The new Banks novel Bad Boy is finished all but the printing and binding, and it should be out in the UK in early August 2010, and in North America a short while later. I will be touring in the UK, Australia, New Zealand, the USA and Canada in August and September this year. I’ll post details when I have them. Bad Boy begins when a distraught woman arrives at the Eastvale police station desperate to speak to Banks. Since he is on holiday, Annie Cabbot, steps in. The woman tells Annie that she’s found a loaded gun hidden in the bedroom of her daughter, Erin, and when an armed response team goes to the house to retrieve the weapon, a straightforward procedure quickly spirals out of control. But this is ony the beginning. It turns out that Erin’s best friend and housemate is none other than Tracy Banks, who was last seen racing off to warn the owner of the gun, a very bad boy indeed. Thrust into a complicated and dangerous case intertwining the personal and the professional as never before, Annie and Banks – a bit of a bad boy himself – must risk everything to outsmart a smooth and devious psychopath. But this time it’s not just Banks’s career hanging in the balance, it’s also his daughter’s life.
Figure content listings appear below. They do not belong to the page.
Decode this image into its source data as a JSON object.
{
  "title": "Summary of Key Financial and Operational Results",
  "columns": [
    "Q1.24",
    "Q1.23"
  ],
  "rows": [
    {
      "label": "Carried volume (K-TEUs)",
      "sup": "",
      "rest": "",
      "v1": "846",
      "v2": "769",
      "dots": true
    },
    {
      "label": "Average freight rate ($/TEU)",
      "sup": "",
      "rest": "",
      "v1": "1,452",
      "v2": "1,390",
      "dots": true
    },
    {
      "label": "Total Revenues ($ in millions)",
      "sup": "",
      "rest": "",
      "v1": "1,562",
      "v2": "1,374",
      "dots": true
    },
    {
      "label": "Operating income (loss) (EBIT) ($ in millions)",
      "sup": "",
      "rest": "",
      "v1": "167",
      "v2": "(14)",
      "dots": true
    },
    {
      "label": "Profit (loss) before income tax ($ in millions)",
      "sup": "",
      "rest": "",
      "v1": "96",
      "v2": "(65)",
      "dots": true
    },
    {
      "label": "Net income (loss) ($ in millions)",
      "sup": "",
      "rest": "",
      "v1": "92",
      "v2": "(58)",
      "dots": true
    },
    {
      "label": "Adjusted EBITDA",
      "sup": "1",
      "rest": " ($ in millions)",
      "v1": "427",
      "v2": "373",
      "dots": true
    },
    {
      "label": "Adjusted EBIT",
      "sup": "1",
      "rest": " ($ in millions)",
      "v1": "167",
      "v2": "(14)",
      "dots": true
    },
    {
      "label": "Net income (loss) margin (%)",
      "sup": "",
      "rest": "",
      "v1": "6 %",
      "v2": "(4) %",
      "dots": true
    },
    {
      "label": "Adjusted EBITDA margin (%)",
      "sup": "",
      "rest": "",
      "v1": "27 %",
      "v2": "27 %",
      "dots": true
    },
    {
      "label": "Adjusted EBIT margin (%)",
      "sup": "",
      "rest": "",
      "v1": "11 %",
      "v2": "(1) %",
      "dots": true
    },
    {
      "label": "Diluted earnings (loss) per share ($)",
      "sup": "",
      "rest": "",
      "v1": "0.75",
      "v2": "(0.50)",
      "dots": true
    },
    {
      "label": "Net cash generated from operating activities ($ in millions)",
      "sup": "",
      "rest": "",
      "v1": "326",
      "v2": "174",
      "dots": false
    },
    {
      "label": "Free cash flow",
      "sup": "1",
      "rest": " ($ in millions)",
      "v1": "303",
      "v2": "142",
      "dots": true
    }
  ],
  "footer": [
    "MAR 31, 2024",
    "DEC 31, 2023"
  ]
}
The paperback edition of The Price of Love is coming out from Hodder in the UK on February 18. I don’t have details on US and Canadian publication yet, but I would guess at late spring or early summer. Even for those of you who don’t like short stories and have complained to me about the lack of a Banks novel in 2009 (Oh yes, people do, you know), it’s worth the price for the Banks novella, “Like a Virgin,” which details his last case in London before heading up to Yorkshire. Look at is as a slightly shorter than usual Banks novel!

I don’t have many events coming up in the near future, but I will be at Sleuthfest, in Florida, February 26-28 and at Bloody Words in Toronto, May 28 to 30. I will also be in Paris for the Salon du Livre on the weekend of March 27, and in Horsens, Denmark, for the annual crime festival on April 10. I may also be doing bookshop events in Paris and Copenhagen, so keep your eyes on your local stores. I also expect to be at the London Book Fair in April.
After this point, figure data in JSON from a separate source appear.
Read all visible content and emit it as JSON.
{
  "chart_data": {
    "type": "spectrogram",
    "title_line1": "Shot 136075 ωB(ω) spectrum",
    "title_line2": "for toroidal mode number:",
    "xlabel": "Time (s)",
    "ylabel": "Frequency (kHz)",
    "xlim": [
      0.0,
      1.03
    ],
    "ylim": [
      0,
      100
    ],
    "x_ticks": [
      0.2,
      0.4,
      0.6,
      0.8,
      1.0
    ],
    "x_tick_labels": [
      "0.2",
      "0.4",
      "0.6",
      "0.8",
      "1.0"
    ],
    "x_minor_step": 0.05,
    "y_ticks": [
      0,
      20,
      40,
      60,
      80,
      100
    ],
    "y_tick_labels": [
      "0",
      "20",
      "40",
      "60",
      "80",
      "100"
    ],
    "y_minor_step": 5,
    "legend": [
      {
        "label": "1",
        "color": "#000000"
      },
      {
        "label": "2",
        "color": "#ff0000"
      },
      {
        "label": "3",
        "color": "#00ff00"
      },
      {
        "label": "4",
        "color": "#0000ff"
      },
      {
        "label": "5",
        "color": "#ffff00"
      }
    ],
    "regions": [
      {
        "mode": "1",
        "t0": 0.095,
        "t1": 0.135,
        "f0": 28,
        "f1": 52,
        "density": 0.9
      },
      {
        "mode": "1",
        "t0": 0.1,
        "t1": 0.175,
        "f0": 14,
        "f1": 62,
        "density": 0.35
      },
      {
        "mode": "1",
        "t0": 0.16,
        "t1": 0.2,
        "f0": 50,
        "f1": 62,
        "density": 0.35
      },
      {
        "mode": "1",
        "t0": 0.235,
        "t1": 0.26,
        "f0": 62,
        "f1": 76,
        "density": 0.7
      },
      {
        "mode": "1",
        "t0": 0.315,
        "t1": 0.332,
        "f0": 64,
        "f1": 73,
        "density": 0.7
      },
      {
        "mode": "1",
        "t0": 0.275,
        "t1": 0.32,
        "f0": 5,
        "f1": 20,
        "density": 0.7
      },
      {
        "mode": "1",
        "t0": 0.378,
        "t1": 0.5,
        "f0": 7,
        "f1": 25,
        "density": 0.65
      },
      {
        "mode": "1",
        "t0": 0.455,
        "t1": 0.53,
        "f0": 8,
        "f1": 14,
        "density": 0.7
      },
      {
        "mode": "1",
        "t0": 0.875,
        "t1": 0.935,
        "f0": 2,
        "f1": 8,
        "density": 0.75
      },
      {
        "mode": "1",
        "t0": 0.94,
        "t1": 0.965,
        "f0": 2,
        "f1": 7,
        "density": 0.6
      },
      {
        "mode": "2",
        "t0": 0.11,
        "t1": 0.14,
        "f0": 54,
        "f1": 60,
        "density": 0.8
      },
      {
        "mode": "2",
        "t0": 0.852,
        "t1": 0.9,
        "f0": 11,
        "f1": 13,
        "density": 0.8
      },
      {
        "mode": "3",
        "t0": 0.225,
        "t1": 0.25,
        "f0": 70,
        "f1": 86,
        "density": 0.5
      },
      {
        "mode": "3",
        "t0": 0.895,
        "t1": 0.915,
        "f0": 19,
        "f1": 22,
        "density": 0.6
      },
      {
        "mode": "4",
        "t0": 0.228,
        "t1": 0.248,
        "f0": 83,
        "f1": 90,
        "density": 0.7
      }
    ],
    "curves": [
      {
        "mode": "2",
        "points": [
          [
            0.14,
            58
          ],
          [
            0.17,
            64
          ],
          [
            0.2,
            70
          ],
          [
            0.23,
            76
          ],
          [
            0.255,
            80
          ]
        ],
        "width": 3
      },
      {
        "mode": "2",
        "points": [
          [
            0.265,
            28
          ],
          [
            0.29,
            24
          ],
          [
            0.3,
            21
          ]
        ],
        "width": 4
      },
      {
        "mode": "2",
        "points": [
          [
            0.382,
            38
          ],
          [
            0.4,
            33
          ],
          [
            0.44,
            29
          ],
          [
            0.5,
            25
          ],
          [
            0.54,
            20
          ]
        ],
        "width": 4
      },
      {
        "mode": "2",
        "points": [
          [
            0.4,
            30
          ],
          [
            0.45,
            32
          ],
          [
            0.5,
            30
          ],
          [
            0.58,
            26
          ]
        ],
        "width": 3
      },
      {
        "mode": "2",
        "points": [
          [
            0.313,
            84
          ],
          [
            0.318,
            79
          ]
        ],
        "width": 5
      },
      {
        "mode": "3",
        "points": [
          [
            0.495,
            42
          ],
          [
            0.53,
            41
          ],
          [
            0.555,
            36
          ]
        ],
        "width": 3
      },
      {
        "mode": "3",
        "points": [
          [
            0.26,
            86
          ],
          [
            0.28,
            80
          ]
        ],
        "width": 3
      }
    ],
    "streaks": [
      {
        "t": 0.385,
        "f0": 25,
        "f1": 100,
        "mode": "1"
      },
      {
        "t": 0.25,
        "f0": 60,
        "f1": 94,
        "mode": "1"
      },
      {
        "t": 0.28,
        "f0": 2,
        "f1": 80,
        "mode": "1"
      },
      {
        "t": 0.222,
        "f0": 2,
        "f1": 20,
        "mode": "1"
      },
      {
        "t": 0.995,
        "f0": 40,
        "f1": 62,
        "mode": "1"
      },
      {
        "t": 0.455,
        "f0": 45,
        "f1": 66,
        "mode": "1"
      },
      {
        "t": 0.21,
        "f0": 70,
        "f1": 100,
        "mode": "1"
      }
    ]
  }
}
I don’t get the chance to answer every email and request I get, and for that I apologise. Some of you have asked for signed bookplates recently. As it happens, I don’t have any, but I will get some. You may have to wait a little while, so please be pateient. I also don’t have signed photographs – I’m not an actor or a rock star! – and they may be a little more difficult to come across. Honestly, this business used to be about writing books, really… Oh, and, finally, I’ll have the Bad Boy playlist up very soon. There’s a lot of interesting music on it for those of you who like that aspect of the books. For those who don’t, well, you don’t have to look at it!